Concerning the Lord’s knowledge of his people, J.I. Packer wrote:

What matters supremely, therefore, is not, in the last analysis, the fact that I know God, but the larger fact which underlies it – that He knows me. I am graven on the palms of his hands. I am never out of his mind. All my knowledge of Him depends on His sustained initiative in knowing me. I know Him because He first knew me; and there is no moment when His eye is off me, or His attention distracted from me, and no moment, therefore, when His care falters.

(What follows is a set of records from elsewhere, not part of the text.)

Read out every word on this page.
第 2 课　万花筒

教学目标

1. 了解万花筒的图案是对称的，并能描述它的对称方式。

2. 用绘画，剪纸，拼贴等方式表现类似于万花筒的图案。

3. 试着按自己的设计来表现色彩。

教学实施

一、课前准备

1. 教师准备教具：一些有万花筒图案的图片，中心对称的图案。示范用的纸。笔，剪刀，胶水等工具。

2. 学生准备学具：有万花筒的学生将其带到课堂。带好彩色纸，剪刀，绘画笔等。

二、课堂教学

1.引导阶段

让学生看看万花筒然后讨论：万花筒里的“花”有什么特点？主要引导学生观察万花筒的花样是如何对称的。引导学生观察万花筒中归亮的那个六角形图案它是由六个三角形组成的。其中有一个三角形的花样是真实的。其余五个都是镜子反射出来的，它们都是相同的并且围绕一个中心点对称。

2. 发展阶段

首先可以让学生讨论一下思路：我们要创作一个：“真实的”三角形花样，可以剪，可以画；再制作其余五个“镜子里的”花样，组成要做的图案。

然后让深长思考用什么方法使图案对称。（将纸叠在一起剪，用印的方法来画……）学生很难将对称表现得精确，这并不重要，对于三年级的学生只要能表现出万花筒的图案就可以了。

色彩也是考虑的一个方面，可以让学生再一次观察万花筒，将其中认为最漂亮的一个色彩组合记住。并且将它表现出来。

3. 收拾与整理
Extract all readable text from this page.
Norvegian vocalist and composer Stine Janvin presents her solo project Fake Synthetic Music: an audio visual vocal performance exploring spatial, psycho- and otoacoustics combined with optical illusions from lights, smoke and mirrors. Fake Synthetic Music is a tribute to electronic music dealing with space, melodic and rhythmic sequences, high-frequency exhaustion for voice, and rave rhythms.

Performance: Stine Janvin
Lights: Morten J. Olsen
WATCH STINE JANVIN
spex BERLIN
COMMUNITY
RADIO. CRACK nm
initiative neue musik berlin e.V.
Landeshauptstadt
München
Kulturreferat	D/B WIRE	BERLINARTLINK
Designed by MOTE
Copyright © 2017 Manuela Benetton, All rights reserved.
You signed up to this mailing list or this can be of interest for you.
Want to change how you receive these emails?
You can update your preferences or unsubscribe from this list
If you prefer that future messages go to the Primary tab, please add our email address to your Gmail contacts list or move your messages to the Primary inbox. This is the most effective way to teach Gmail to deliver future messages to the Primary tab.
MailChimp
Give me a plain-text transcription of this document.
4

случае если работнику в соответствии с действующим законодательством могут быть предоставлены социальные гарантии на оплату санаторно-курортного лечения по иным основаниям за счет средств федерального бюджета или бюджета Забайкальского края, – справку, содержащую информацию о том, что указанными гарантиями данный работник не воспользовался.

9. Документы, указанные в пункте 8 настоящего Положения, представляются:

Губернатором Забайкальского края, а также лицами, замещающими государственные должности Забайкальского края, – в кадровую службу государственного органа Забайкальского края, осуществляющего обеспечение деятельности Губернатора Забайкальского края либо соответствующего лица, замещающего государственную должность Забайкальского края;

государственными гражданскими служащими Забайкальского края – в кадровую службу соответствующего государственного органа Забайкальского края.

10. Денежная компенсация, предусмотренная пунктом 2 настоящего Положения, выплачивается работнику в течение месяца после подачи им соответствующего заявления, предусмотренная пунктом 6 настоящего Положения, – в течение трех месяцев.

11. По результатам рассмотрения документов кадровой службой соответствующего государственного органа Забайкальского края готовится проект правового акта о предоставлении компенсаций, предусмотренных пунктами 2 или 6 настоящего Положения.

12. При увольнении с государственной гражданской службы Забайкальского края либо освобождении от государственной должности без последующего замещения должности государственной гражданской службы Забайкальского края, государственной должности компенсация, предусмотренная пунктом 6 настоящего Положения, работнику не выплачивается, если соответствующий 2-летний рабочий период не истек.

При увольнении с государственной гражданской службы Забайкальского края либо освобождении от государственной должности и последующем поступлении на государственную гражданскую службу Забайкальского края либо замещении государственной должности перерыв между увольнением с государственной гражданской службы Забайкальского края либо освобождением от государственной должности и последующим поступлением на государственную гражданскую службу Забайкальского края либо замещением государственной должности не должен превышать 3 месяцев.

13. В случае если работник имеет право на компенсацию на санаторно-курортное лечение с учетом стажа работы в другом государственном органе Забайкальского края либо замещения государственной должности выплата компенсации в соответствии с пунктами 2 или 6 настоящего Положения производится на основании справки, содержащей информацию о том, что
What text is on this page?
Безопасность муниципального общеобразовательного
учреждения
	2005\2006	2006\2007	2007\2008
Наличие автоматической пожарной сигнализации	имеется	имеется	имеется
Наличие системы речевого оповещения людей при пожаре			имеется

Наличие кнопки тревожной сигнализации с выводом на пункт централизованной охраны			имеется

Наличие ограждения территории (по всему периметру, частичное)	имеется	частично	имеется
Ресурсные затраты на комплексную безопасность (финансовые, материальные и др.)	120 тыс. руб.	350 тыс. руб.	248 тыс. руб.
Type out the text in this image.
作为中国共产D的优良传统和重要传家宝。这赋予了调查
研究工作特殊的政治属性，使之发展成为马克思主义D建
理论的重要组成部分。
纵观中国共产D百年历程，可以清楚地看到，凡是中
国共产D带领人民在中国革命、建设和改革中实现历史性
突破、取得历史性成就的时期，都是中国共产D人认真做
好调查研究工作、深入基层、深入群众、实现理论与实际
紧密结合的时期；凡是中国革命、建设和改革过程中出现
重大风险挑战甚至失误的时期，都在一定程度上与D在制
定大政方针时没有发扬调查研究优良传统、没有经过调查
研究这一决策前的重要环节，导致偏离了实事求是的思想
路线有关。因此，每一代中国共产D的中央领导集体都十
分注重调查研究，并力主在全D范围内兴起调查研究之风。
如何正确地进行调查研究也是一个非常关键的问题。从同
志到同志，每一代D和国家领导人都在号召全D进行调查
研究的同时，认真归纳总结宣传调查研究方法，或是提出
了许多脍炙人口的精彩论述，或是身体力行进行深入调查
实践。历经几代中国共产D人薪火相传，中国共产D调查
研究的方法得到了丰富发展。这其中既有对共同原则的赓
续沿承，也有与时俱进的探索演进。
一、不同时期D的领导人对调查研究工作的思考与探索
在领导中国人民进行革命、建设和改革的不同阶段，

(J.I. Packer: Knowing God)[1]

To those who hear the Lord’s voice and obey, to those whom the Lord knows, He gives eternal life, and they shall never perish, neither will anyone pluck them out of the Lord Jesus Christ’s hand (John 10:28). The reason for this is that God the Father who is greater than all, has given the faithful to His Son, and no-one can pluck them from the Father’s hand (John 10:29). The persevering faithful are the ones who have eternal security. The only way that anyone can lose this eternal security is by renouncing his own faith in the Lord Jesus Christ. No-one can remove a person from the secure love of God the Blessed Trinity, Father, Son, and Holy Spirit. St. Paul states this truth in a different way when he writes:

For I am persuaded, that neither death, nor life, nor angels, nor principalities, nor powers, nor things present, nor things to come, Nor height, nor depth, nor any other creature, shall be able to separate us from the love of God, which is in Christ Jesus our Lord.

(Romans 8:38-39, KJV)

ETERNAL SECURITY

Some have argued, “Once saved, always saved.” This statement must not become a license for antinomianism, or disregarding obedience to God’s moral Law, as taught in the Old Testament, as well as in Christ’s teaching in the New. But eternal salvation and eternal life is a secure gift to all who believe in the Lord Jesus Christ, obey his voice, continue daily in their walk with the Lord and follow Him. These are those who endure to the end, persevering in their faith throughout their lives. It is the responsibility of each of us to ensure that we hear Christ’s voice, obey his call, and know Him and are known by Him day by day.


[1] Quoted on p.236, Charles R. Swindoll: Swindoll’s Ultimate Book of Illustrations and Quotes. Nashville, TN: Thomas Nelson, Inc., 1998.